皆さまこんにちは。緑ヶ丘店薬剤師の小林です。
今回はお薬手帳の必要性、重要性についてお伝えしたい内容を書かせていただきました。
薬局に処方箋をもっていくと、「お薬手帳はお持ちでしょうか?」と聞かれることがあるかと思います。
お薬手帳は家にあるけど持って行くのが面倒という方や、定期的に薬を飲んでいないので、必要ないと言う方もいらっしゃるかと思います。
しかし、お薬手帳を持っていると様々なメリットや便利なことがあります。
どの医療機関で、いつ、どのような薬をどのくらいの期間飲んだかを記録するものです。
また、お薬手帳にはアレルギー歴や副作用歴、既往歴などの情報を記載することもできます。
これらの情報は、医師が治療方針を決定する際や、薬剤師が飲み合わせや過去の服用歴・副作用歴を確認する上で活用し、患者様に安全で適切な薬を提供するために重要な情報源となります。
①お薬代が安くなる
お薬手帳を6ヶ月以内に同一薬局に持参した場合に、医療費の自己負担が1割の方は10円、3割の方は40円ほど自己負担金額が安くなります。
②飲み合わせの確認ができる
薬には、一緒に服用しない方がよいものがあったり、名前が全く似ていない薬でも、同じような効能効果や成分のものもあったりします。
お薬手帳を利用することで、薬についての情報を共有し、安全に服用することができます。
③他院への受診の際の情報伝達がスムーズになる
いつも受診している病院以外の病院を受診する場合、お薬手帳を提示することで、医師が普段服用している薬を正確に把握することができます。
①お子様との帰省や旅行に
お子様が小さい時は、急な体調不良でいつもと異なる病院を受診することもあると思いますが、お薬手帳があると初めて診察する医師も迅速に対応することができます。

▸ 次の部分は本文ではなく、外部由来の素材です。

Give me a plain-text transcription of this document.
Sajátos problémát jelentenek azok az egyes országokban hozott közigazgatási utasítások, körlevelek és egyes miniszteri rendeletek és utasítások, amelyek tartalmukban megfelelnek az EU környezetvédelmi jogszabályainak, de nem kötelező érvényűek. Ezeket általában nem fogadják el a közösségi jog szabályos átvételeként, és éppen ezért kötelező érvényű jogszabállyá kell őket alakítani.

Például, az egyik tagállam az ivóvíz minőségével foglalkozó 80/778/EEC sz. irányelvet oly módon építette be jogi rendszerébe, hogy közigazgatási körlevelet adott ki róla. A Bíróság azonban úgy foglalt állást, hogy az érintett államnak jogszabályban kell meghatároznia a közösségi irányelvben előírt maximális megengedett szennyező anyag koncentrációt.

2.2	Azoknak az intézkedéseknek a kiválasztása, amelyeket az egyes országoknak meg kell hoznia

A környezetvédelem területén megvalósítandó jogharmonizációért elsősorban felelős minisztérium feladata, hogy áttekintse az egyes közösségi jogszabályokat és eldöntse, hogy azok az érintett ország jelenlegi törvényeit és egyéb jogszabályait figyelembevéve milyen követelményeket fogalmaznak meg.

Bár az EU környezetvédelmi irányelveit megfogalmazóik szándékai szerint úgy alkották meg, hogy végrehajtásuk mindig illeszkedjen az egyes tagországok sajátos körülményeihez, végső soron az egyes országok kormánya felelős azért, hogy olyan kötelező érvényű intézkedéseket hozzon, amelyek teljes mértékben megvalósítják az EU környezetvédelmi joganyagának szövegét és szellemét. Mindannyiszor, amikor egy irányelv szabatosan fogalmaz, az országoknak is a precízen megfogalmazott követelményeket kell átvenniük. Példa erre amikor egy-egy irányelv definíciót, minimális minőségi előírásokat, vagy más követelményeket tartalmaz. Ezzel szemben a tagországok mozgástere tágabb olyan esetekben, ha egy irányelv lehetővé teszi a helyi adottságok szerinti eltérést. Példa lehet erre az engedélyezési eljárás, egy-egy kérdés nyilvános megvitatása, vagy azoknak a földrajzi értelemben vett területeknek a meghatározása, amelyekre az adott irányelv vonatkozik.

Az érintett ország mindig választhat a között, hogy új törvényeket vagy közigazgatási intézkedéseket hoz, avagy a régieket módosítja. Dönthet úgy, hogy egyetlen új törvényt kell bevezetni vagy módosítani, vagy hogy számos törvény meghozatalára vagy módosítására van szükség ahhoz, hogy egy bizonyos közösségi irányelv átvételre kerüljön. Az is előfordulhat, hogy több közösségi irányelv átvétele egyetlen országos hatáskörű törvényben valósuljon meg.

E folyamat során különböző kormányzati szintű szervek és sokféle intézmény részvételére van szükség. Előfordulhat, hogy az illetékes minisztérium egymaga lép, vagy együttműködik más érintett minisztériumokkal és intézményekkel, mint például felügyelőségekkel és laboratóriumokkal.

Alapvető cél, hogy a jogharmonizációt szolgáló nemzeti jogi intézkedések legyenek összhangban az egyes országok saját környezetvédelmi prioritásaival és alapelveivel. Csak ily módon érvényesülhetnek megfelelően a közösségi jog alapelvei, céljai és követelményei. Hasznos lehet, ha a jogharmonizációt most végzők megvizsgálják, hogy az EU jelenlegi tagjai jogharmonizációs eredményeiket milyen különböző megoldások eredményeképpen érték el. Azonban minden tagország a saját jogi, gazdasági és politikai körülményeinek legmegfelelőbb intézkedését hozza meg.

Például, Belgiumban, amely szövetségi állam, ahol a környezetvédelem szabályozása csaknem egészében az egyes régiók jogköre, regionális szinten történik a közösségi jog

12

旅行や帰省する際などには、保険証と一緒にお薬手帳も持って行かれると安心です。
また、食物アレルギーがある場合にはお薬手帳に記載しておくとよいでしょう。薬の添加剤には卵や食物由来のものが使われているものもあります。
②市販薬・サプリメントの購入時に
お薬手帳には、過去のアレルギー歴、副作用歴を記載する欄がありますので、医療機関だけでなく、ドラックストアで、市販薬やサプリメントを購入する場合にも、リスクを減らすことができます。
定期的に病院に行く事がなく、薬もほとんど飲む事がない方でもお薬手帳を利用していただけたらと思います。
③長期間・複数の薬の服用に
生活習慣病や慢性的な病気になると、長期にわたり薬を服用することもあります。年齢に伴って、薬の数や受診する医療機関も増えてくることがあります。
服用する薬が増えると、飲み合わせが悪いことや、副作用のリスクも増えてきますので、お薬手帳があると、服用開始時期や期間を確認することが簡単にできます。
④急な災害時に
現在電子お薬手帳も普及していますが、災害時に携帯電話の充電が切れてしまうと、詳細を確認することができません。お薬手帳があればすぐに確認ができます。
定期的に薬を服用されている方は、過去のお薬手帳を防災バックに入れておくのも良いでしょう。
Q.いつも同じ薬なのに毎回手帳を出す必要があるの?
A.お薬手帳に毎回シールを貼る事で、現在服用している薬を確認できるのに加え、先々に過去の服用期間を確認する事ができます。
また、普段決まった薬局で薬をもらっている方が、都合により別の薬局でもらった場合、どちらの薬局でも継続的に服用している事を把握する事が容易にできます。
Q.マイナンバーカードはお薬手帳の代わりになるの?
A.「いずれはそうなります」という段階です。
制度的に完全に移行できていないということと、病院や薬局でもまだ対応できていないところもあり、今のところは、併用していただいているのが現状です。
ただ、医療機関を受診した際に、マイナンバーカードを利用していただくと、お薬手帳を忘れた場合でも、現在飲んでいる薬や、過去の服用歴、健康診断の結果などを確認する事が可能になります。
薬はリスクを伴う場合もありますが、きちんとリスクを理解できている方ばかりではありません。
健康で若い人であっても、市販の風邪薬を買ったり、サプリメントを使ったりと、薬を使用する機会があると思います。
お薬手帳を活用する事で、同じような効果の薬を重ねて飲むことを防ぐだけでなく、副作用やアレルギーを引き起こす可能性がある薬の処方や服用を防ぐこともできます。
どんな方でも、薬を安全に使用するために、ぜひ病院や薬局にお薬手帳をお持ち下さい。
2022年より始まった本コラムですが、毎月の更新は今回で一区切りとなり、以降不定期での配信となります。本日まで読んでいただき誠にありがとうございました。